My first stop was to Thirty Bench Wine Makers. A stunning producer of rieslings above all else - but they seem to enjoy telling everyone about everything but. A shame, because let's be honest, their vineyards, and winemaking team, were made for creating distinctive, terroir-specific rieslings. Austere with impeccable balance, with discernible character across all their vineyards, these rieslings are simply stunning in their purity, clarity, and luminosity.

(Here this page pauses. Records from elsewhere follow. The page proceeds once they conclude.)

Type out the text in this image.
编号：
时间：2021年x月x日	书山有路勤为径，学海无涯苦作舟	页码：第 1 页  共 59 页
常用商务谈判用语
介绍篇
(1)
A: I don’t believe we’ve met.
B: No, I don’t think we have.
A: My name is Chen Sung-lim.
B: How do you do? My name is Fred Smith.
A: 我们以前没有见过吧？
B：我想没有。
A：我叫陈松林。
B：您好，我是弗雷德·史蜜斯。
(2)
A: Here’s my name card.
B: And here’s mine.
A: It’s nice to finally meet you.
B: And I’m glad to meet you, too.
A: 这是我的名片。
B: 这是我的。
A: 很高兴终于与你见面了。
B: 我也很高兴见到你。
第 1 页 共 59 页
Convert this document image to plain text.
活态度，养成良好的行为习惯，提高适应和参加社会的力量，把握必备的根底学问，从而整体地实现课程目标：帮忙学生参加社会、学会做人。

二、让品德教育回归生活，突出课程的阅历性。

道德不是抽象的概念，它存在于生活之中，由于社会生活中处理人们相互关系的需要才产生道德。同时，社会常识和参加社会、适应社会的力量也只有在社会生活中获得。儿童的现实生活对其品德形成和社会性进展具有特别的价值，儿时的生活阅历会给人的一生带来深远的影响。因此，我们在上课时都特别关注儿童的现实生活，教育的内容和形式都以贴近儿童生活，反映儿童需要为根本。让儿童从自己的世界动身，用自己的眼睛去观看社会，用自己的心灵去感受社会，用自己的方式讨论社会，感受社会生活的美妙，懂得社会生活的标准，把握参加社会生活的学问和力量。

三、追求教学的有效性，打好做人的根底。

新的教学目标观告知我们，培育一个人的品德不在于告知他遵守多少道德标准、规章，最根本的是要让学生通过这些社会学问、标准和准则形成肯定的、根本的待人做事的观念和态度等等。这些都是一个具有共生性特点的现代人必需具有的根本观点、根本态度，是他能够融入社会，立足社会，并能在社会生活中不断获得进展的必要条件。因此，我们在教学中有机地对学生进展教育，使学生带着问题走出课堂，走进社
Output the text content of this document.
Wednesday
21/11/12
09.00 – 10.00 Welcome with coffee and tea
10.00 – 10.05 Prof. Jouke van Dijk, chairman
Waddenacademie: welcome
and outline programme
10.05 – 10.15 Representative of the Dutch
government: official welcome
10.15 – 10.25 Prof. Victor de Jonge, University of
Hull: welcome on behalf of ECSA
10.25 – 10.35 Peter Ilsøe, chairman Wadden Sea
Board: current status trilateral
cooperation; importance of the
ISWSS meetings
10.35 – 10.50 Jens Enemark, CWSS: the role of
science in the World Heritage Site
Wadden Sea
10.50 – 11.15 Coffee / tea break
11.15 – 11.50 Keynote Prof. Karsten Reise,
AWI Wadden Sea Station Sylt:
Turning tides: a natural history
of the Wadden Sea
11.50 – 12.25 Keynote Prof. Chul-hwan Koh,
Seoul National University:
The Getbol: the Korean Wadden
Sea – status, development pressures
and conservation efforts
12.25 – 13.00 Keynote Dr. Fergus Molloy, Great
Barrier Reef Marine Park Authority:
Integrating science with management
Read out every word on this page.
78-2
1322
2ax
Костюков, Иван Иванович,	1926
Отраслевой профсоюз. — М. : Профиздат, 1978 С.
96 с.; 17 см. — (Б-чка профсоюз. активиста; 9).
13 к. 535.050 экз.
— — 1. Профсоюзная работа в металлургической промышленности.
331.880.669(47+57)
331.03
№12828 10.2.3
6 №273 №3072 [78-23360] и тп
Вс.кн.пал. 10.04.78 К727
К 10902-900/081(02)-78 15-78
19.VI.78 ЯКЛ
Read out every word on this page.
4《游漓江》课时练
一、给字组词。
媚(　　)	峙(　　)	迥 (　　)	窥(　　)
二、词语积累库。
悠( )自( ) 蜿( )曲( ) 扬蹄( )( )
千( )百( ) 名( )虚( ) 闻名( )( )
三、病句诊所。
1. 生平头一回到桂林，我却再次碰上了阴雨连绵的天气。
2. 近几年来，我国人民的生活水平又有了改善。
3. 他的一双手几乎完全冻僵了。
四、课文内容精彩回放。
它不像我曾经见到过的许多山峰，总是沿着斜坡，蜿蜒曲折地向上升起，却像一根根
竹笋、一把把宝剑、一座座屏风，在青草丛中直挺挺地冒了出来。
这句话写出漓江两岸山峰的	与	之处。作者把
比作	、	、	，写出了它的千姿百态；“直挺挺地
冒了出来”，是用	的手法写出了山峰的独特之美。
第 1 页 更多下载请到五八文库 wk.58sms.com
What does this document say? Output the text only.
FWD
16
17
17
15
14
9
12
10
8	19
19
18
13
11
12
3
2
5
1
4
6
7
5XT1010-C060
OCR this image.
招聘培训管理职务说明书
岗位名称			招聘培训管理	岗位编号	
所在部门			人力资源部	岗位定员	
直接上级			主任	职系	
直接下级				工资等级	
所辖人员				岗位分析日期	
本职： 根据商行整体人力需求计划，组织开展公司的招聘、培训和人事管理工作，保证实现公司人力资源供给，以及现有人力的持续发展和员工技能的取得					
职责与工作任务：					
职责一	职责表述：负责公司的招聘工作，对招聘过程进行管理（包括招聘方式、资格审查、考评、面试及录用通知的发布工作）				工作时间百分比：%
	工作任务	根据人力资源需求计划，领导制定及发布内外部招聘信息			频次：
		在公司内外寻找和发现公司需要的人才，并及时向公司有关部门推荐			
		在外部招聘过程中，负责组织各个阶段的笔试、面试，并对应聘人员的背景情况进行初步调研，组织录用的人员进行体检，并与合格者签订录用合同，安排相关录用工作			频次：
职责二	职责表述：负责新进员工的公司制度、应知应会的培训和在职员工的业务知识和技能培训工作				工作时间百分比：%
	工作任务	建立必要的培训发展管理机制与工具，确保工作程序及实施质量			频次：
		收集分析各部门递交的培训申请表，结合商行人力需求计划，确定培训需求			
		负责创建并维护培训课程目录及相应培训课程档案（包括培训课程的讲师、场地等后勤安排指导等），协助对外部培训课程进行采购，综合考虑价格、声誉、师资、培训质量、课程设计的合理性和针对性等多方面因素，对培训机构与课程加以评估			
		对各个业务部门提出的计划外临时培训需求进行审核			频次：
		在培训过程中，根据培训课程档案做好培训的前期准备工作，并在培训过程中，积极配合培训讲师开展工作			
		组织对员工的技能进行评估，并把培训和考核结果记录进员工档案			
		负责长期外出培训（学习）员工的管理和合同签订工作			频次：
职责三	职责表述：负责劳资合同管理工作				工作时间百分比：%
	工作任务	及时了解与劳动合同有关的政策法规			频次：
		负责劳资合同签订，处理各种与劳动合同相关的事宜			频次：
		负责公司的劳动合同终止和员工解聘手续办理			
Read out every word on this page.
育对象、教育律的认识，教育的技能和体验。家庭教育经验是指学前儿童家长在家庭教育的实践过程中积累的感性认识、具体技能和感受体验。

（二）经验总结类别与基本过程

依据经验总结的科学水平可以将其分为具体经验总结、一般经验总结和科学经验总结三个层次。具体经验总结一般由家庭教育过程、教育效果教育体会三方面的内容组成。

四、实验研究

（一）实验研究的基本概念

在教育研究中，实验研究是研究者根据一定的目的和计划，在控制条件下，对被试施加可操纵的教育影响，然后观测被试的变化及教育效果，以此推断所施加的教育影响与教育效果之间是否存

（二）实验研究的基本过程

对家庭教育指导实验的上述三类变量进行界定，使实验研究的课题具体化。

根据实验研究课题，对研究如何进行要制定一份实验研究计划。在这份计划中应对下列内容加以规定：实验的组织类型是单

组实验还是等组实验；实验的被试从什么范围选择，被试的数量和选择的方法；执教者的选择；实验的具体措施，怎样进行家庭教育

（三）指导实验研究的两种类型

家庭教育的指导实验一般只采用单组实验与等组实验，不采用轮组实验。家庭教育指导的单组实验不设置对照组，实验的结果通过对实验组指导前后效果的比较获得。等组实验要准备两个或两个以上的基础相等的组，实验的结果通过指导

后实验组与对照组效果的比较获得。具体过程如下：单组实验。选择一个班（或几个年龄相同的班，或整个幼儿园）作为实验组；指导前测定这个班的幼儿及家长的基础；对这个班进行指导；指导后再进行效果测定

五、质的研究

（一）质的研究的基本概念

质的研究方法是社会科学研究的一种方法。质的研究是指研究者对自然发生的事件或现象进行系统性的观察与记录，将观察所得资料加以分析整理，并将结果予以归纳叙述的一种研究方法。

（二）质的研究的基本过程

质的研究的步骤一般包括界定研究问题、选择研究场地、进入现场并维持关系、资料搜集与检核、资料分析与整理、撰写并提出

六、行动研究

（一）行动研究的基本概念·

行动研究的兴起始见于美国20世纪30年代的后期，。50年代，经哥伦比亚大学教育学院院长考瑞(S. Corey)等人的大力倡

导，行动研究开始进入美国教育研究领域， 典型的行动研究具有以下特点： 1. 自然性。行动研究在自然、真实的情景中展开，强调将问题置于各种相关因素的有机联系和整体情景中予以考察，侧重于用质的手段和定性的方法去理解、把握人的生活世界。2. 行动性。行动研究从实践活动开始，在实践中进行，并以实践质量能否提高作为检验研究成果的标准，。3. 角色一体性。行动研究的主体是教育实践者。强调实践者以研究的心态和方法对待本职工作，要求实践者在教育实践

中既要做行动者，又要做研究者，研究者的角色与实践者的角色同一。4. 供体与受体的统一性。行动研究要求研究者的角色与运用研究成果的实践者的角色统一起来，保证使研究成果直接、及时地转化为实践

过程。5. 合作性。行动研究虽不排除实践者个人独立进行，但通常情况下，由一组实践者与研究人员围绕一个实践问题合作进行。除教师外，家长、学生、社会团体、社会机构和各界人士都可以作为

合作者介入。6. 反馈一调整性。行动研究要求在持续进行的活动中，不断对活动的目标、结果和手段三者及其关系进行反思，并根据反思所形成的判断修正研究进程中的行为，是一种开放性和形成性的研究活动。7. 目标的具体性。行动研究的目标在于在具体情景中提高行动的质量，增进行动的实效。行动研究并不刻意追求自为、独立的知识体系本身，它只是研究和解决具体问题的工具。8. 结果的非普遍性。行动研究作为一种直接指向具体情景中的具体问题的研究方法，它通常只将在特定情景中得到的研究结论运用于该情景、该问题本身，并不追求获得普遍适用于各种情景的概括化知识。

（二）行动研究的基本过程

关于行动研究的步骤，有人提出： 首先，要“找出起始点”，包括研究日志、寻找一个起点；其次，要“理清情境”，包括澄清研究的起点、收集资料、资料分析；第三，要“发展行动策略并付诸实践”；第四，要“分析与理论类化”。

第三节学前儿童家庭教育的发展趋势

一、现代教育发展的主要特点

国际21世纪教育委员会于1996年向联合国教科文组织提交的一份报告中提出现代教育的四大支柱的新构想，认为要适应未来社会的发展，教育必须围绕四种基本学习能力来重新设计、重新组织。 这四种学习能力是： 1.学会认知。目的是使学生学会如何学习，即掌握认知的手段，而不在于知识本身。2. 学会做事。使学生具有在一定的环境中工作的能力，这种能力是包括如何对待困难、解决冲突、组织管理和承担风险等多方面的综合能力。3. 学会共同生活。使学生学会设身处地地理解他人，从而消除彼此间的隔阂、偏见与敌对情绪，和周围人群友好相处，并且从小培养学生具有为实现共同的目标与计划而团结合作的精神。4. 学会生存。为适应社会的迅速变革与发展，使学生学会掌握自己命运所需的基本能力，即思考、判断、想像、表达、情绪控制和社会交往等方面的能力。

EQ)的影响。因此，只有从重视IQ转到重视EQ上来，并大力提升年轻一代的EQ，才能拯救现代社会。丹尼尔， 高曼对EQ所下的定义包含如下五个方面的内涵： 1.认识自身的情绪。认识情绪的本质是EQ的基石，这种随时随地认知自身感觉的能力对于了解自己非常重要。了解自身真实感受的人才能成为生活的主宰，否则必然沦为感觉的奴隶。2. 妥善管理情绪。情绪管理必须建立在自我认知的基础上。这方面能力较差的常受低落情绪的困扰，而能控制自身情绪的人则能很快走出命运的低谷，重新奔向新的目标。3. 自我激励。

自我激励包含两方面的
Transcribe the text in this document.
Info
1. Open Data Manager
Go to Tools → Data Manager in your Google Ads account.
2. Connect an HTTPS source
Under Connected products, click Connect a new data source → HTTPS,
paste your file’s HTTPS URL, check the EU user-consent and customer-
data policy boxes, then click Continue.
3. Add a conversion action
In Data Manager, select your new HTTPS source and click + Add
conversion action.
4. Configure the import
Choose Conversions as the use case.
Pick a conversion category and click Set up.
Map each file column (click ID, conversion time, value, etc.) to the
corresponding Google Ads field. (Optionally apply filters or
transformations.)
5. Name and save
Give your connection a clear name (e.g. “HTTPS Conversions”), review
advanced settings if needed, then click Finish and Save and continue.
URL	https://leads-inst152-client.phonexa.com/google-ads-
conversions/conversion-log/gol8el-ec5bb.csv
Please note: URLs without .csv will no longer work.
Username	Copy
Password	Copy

Their estate level riesling, the 2009 Winemaker's Riesling is always quite developed in its minerality early on, creamy lanolin and citrus. High acid as always, but the fruit seems riper. Clean wine, that needs a good 3-5 years to come around. Onto the single vineyard rieslings. I always have a hard time choosing between Steel Post and Triangle Vineyard - each vintage seems to favour different vineyards. 2005 and 2006 were clear successes for Steel Post, but in 2007 and 2008, Triangle Vineyard showed better. Of course, this is how I judged them when they were just bottled - I can't yet determine a correlation between vintage conditions and each vineyard.
2009 Steel Post Riesling, shining in its minerality and high levels of extract on the palate. Very austere, extremely high acidity completely hiding the residual sugar, but balanced and very long. Will need at least 5 years, but this is very exciting. 2009 Triangle Vineyard Riesling, more fruit-forward at this point, lots of grapefruit and citrus. High acid, and at this point, still very primary. 2009 Wood Post Riesling, a bit fuller in body and rounder, and again, the fruit is obscuring all else.
Finished off the tasting with two other wines, just to gain a bigger picture of the rest of the white wines. 2008 Pinot Gris, made in a slightly sweet style, round, and very, very soft. You know, I never thought much about pinot gris - this wine certainly did not do much to change that opinion. 2008 Chardonnay, showing some overt oak at this point. The acidity shows as balanced, but soft - of course, this was after tasting the absolutely electric rieslings.
This tasting showed without a doubt how successful the rieslings are here. I won't go into specifics about why I think they make so many other white (and red) wines, instead of sticking exclusively to their strengths. I'm not naive - wine production isn't all romance, it's a business. But I do think Thirty Bench can do a much better job of promoting their range of rieslings. These are exciting, electric wines. Powerful too, a different style than the absolute finesse and precision of say, Mosel wines.
Always a pleasure to taste these wines. Slowly but surely, building my vertical. With a solid push, a surprise entry in some international riesling contest, more aggressive promoting, whatever . . . these wines speak for themselves, and all it takes is for the right critic/writer/trade professional to have a taste, for them to get the recognition they deserve.